“...Sesungguhnya Allah tidak mengubah keadaan suatu kaum sehingga
mereka mengubah keadaan yang ada pada diri mereka sendiri. Dan apabila Allah menghendaki
keburukan terhadap sesuatu kaum, maka tidak ada yang dapat menolaknya; dan
sekali-kali tak ada pelindung bagi mereka selain Dia.” (QS. Ar-Ra’d 13:11).
Tadabbur kalam ilahi diatas dapat
mengandung dua kaidah yakni kaidah mabda’
dan minhaj. Mabda’ secara etimologi
berarti tempat memulai, prinsip atau tolak ukur. Sedangkan minhaj berarti
sistem.
Kaidah mabda’ atau titik tolak
dalam perubahan harus dimulai dari pembangunan diri sendiri (self-recontruction) yang dilandasi oleh
kesadaran diri sendiri (self-awareness)
serta didukung dengan kemampuan diri (self-capability)
yang memadai. Hal ini menuntuk rekonstruksi pribadi diri, sikap, prilaku
termasuk pola fikir seseorang. Dapat dikatakan bahwa titik tolak perubahan
secara penuh tergantung dari komitmen awal tiap pribadi manusia itu sendiri
sesuai dengan firman Allah SWT, sehingga daya dan upaya manusia lainnya untuk
melakukan perubahan itu tidak menjadi penting.

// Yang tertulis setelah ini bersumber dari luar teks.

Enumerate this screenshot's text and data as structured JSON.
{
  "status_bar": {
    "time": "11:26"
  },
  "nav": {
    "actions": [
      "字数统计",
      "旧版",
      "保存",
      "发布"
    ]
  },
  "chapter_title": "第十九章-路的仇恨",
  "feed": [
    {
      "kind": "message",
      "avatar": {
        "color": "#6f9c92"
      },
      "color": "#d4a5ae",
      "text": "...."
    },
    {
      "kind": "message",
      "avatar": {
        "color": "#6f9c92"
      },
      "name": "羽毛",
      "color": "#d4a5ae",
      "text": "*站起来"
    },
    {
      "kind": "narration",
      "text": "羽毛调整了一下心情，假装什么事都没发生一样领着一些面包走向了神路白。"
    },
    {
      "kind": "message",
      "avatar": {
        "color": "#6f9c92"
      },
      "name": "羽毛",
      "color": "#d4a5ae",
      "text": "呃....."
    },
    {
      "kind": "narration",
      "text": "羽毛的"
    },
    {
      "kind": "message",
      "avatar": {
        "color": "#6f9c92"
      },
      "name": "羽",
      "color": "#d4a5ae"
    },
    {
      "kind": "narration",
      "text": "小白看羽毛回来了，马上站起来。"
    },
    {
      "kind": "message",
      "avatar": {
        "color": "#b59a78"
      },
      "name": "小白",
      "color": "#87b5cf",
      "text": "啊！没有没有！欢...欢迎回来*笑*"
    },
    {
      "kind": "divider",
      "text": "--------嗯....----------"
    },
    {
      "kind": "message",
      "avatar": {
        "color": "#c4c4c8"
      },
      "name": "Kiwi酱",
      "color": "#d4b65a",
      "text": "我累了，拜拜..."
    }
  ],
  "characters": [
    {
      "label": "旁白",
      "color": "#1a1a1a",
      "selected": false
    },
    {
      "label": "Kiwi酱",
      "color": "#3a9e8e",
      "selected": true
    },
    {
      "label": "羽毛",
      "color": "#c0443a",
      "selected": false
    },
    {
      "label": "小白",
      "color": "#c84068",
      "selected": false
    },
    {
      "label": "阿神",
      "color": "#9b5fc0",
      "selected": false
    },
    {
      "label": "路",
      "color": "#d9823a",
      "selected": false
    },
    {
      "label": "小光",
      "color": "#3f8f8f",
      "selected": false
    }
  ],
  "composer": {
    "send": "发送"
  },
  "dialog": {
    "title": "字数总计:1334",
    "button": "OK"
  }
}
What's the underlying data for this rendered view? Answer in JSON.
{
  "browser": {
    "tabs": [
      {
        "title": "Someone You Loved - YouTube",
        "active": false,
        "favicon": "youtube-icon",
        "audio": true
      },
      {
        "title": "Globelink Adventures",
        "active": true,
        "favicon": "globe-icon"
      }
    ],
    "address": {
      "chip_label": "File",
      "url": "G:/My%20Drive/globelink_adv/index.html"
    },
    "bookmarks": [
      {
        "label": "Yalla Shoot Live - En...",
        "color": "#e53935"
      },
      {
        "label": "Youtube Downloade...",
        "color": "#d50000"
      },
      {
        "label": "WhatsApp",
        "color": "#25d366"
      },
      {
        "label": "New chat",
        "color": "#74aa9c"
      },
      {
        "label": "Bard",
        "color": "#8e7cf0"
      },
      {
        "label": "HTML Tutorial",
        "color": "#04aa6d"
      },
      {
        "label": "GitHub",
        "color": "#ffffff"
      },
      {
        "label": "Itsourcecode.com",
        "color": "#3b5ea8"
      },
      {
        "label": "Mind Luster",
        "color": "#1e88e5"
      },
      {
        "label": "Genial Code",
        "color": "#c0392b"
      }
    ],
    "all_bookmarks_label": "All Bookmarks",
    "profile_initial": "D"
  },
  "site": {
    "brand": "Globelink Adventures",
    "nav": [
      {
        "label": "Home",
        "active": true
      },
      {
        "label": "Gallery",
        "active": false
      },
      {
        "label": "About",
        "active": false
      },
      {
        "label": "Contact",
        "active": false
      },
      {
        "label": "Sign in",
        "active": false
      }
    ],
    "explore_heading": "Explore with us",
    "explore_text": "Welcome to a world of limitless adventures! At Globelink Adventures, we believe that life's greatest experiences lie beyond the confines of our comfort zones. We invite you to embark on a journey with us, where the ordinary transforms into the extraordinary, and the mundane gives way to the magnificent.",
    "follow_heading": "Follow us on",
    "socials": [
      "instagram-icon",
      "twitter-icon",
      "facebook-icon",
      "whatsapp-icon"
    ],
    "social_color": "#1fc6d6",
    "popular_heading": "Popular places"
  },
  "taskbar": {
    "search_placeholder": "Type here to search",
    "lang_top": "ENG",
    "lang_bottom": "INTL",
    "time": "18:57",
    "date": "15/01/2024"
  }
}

Mulai dari titik tolak ini yang
menuntun kepada minhaj atau metode untuk dapat menjalankan hidup secara percaya
diri dengan mengedepankan potensi-potensi internal dalam proses perubahan
menuju kebaikan. Dengan mabda’ dan minhaj yang sesuai dengan kaidah yang benar,
maka perubahan sekitarnya akan lebih mudah.

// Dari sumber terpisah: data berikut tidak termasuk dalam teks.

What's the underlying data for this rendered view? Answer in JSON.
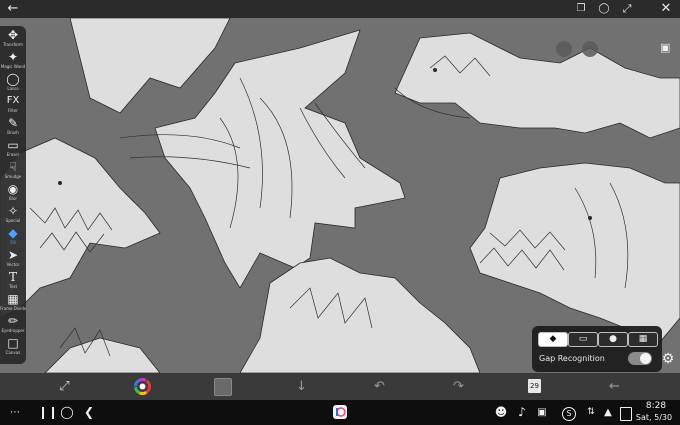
{
  "app": {
    "name": "ibisPaint",
    "launcher_icon": "ibispaint-icon"
  },
  "topbar": {
    "icons": [
      "back-arrow-icon",
      "layers-window-icon",
      "pin-icon",
      "fullscreen-icon",
      "close-icon"
    ]
  },
  "tools": [
    {
      "label": "Transform",
      "icon": "move-icon"
    },
    {
      "label": "Magic Wand",
      "icon": "magic-wand-icon"
    },
    {
      "label": "Lasso",
      "icon": "lasso-icon"
    },
    {
      "label": "Filter",
      "icon": "fx-icon"
    },
    {
      "label": "Brush",
      "icon": "brush-icon"
    },
    {
      "label": "Eraser",
      "icon": "eraser-icon"
    },
    {
      "label": "Smudge",
      "icon": "smudge-icon"
    },
    {
      "label": "Blur",
      "icon": "drop-icon"
    },
    {
      "label": "Special",
      "icon": "special-icon"
    },
    {
      "label": "Fill",
      "icon": "fill-icon",
      "active": true
    },
    {
      "label": "Vector",
      "icon": "vector-icon"
    },
    {
      "label": "Text",
      "icon": "text-icon"
    },
    {
      "label": "Frame Divider",
      "icon": "frame-icon"
    },
    {
      "label": "Eyedropper",
      "icon": "eyedropper-icon"
    },
    {
      "label": "Canvas",
      "icon": "canvas-icon"
    }
  ],
  "fill_panel": {
    "modes": [
      "bucket",
      "eraser",
      "dot",
      "pattern"
    ],
    "gap_recognition_label": "Gap Recognition",
    "gap_recognition_on": false
  },
  "quickbar": {
    "layer_count": "29",
    "icons": [
      "fill-mode-icon",
      "color-wheel-icon",
      "color-swatch-icon",
      "down-arrow-icon",
      "undo-icon",
      "redo-icon",
      "layers-icon",
      "back-icon"
    ]
  },
  "statusbar": {
    "time": "8:28",
    "date": "Sat, 5/30",
    "icons": [
      "apps-icon",
      "recents-icon",
      "home-icon",
      "back-nav-icon",
      "accessibility-icon",
      "mute-icon",
      "screenshot-icon",
      "s-icon",
      "wifi-icon",
      "battery-icon"
    ]
  }
}
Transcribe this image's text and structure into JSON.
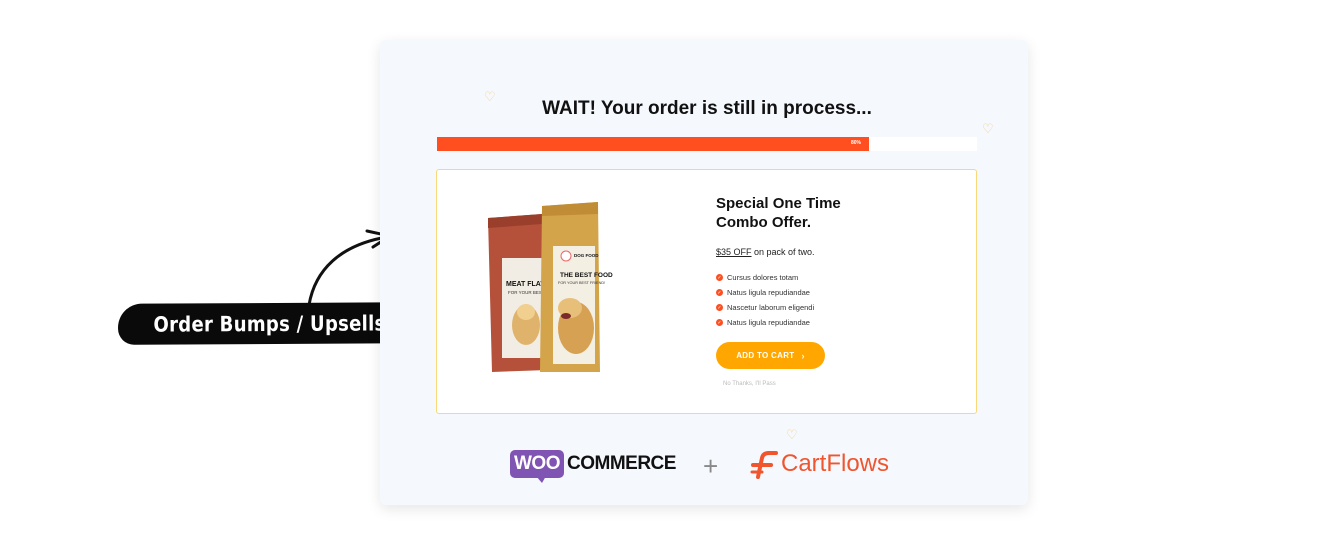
{
  "annotation": {
    "label": "Order Bumps / Upsells"
  },
  "page": {
    "heading": "WAIT! Your order is still in process..."
  },
  "progress": {
    "value_percent": 80,
    "label": "80%"
  },
  "offer": {
    "title_line1": "Special One Time",
    "title_line2": "Combo Offer.",
    "discount": "$35 OFF",
    "discount_suffix": " on pack of two.",
    "features": [
      "Cursus dolores totam",
      "Natus ligula repudiandae",
      "Nascetur laborum eligendi",
      "Natus ligula repudiandae"
    ],
    "cta_label": "ADD TO CART",
    "decline_label": "No Thanks, I'll Pass",
    "product": {
      "back_bag_text": "MEAT FLAVO",
      "back_bag_subtext": "FOR YOUR BEST",
      "front_bag_brand": "DOG FOOD",
      "front_bag_text": "THE BEST FOOD",
      "front_bag_subtext": "FOR YOUR BEST FRIEND!"
    }
  },
  "logos": {
    "woo_badge": "WOO",
    "woo_text": "COMMERCE",
    "plus": "+",
    "cartflows": "CartFlows"
  },
  "colors": {
    "accent": "#ff4e1f",
    "cta": "#ffa700",
    "woo": "#7f54b3",
    "cartflows": "#f0552e",
    "heart": "#f6cf8a",
    "offer_border": "#f8d878"
  },
  "icons": [
    "heart-icon",
    "check-icon",
    "chevron-right-icon",
    "arrow-icon",
    "cartflows-logo-icon"
  ]
}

Kisah hidup Rasulullah memulai
perubahan masyarakat Arab yang masih jahiliyyah dari diri sendiri, dengan
prestasinya mendapat gelar Al-Amin dan segala hal baik lainnya. Dengan sifat
luhur yang mendasar itulah beliau mulai merekonstruksi nilai yang ada pada
masyarakat sekitar. Secara perlahan nilai luhur mulai menyebar ke seantero
Mekkah, bahkan ke Madinah dan wilayah sekitarnya mengenal sifat luhur yang
beliau miliki. Perubahan yang memerlukan perngorbanan besar dan waktu yang
tidak sebentar untuk merekonstruksi nilai, sikap dan orientasi bangsa Arab kala
itu.
Perubahan itu sendiri selalu
mendampingi setiap gerak-gerik kehidupan manusia. Bahkan lingkungan ini pun
selalu berubah dan tidak pernah berhenti sesuai sunnatullah. Perubahan itu akan
merubah kita jika kita tidak ada komitmen untuk berubah. Sesuai dengan kedua
kaidah yang terkandung dalam QS. Ar-Ra’d : 11.
Analogi sederhana adalah saat
kita menggoreng ikan asin. Bayangkan minyak goreng panas yaang mendidih adalah
lingkungan yang selalu berubah, ikan asin itu kita dan spatula adalah ikhtiar
kita untuk berubah. Seandainya ikan asin tersebut dibiarkan diatas minyak panas
tanpa dibalik menggunakan spatula, apa yang terjadi? Dapat dipastikan ikan asin
itu akan gosong dan tidak layak makan. Bagaimana dengan manusia? Jika kita
tidak ingin terseleksi oleh perubahan itu, maka BERUBAHLAH! Jangan sampai
perubahan itu yang merubah kita.
Wallahu a’lam...
Disampaikan dalam
Opening Ceremonial Pra-BIT2 Fkmi Ulul Albab FP Untan (13 Nov 2016)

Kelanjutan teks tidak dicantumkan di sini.